Jump to full article: Buffalo (NY) News, 2001-12-04 Author: TOM PRECIOUS / News Albany Bureau
Intro: Smokers across New York, already the highest taxed in the nation, soon could be paying another 39 cents per pack to light up.
The Pataki administration, desperate for cash for the upcoming 2002 state budget, is eyeing a sharp hike in cigarette taxes that would require smokers to pay $1.50 in taxes for every pack - boosting the cost of brand-name cigarettes to more than $5 per pack in some places, according to sources.
A tax hike from the current $1.11 per pack to $1.50 would keep New York's cigarette taxes the highest in the nation. . .
With the governor set to release his budget plans this month and possibly as soon as next week, more than a month early, his fiscal advisers are pushing the cigarette tax increase to help close a budget hole of as much as $9 billion - a direct hit from the Sept. 11 terrorist attacks, according to lobbyists and others aware of the plan.

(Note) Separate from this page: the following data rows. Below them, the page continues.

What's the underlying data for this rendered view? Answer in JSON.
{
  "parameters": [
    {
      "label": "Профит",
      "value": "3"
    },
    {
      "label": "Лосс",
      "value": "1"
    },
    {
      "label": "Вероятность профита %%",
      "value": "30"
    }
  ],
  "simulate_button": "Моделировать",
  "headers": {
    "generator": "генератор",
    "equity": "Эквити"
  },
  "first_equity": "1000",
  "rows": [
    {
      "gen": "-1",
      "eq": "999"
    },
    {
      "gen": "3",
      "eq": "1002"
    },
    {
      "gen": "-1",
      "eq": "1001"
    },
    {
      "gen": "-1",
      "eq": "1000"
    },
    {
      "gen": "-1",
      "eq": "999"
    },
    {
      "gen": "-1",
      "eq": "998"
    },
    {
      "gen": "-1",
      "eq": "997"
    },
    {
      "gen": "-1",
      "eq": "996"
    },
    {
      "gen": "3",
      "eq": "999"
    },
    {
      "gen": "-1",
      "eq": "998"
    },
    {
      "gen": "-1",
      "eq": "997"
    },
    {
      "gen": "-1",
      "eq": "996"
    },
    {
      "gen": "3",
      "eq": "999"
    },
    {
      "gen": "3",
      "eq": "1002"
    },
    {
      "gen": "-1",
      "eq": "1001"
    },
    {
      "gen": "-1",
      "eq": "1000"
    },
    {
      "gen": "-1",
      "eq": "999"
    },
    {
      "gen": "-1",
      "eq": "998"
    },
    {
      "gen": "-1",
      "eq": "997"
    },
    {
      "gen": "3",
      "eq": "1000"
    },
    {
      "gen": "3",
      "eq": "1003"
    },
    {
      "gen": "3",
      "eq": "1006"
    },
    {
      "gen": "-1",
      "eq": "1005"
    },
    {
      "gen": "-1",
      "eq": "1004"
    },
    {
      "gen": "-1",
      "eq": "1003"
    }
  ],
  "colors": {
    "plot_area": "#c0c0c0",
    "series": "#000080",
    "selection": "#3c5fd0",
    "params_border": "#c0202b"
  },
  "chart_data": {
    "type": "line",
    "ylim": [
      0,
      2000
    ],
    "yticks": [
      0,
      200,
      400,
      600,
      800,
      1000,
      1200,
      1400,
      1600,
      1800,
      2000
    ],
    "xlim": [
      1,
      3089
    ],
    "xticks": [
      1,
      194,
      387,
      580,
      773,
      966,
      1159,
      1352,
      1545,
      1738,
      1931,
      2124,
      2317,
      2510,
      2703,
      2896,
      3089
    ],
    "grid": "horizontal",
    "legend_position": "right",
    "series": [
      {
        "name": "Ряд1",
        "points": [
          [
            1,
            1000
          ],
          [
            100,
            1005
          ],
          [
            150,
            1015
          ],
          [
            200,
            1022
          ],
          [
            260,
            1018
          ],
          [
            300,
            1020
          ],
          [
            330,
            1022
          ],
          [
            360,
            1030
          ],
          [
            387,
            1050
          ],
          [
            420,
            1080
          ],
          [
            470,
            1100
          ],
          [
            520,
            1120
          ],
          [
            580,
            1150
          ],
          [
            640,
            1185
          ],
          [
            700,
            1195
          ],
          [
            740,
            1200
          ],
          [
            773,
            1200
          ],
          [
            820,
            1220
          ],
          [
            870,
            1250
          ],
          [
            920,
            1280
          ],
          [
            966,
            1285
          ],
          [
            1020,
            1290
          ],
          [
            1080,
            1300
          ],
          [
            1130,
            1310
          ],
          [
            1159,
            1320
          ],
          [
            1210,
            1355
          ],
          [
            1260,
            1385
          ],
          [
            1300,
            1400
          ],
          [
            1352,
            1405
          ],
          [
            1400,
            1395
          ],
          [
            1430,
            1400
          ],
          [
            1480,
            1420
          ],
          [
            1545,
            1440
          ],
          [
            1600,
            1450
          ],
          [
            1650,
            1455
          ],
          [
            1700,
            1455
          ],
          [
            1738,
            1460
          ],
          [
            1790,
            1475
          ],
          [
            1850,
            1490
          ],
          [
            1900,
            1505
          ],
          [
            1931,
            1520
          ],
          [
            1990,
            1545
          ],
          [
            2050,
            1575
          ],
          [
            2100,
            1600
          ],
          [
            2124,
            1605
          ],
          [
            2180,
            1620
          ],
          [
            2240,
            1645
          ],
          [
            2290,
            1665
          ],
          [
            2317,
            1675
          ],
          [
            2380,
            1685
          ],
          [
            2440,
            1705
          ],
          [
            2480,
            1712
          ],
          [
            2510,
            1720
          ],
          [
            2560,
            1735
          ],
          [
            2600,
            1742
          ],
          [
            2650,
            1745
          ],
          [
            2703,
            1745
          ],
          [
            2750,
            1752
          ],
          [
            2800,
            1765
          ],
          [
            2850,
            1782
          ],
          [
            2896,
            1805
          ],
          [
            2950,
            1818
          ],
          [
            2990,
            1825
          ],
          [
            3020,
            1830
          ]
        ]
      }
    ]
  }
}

A cigarette tax hike will lead to further complaints by the tobacco and retail industries, which have long tried to convince tax regulators that higher taxes push smokers to purchase their cigarettes from bootleggers, Internet sites and Indian reservations.
Health groups, however, say higher taxes push more people - especially teenagers - to quit smoking.
The Pataki administration Monday did not rule out a cigarette tax hike.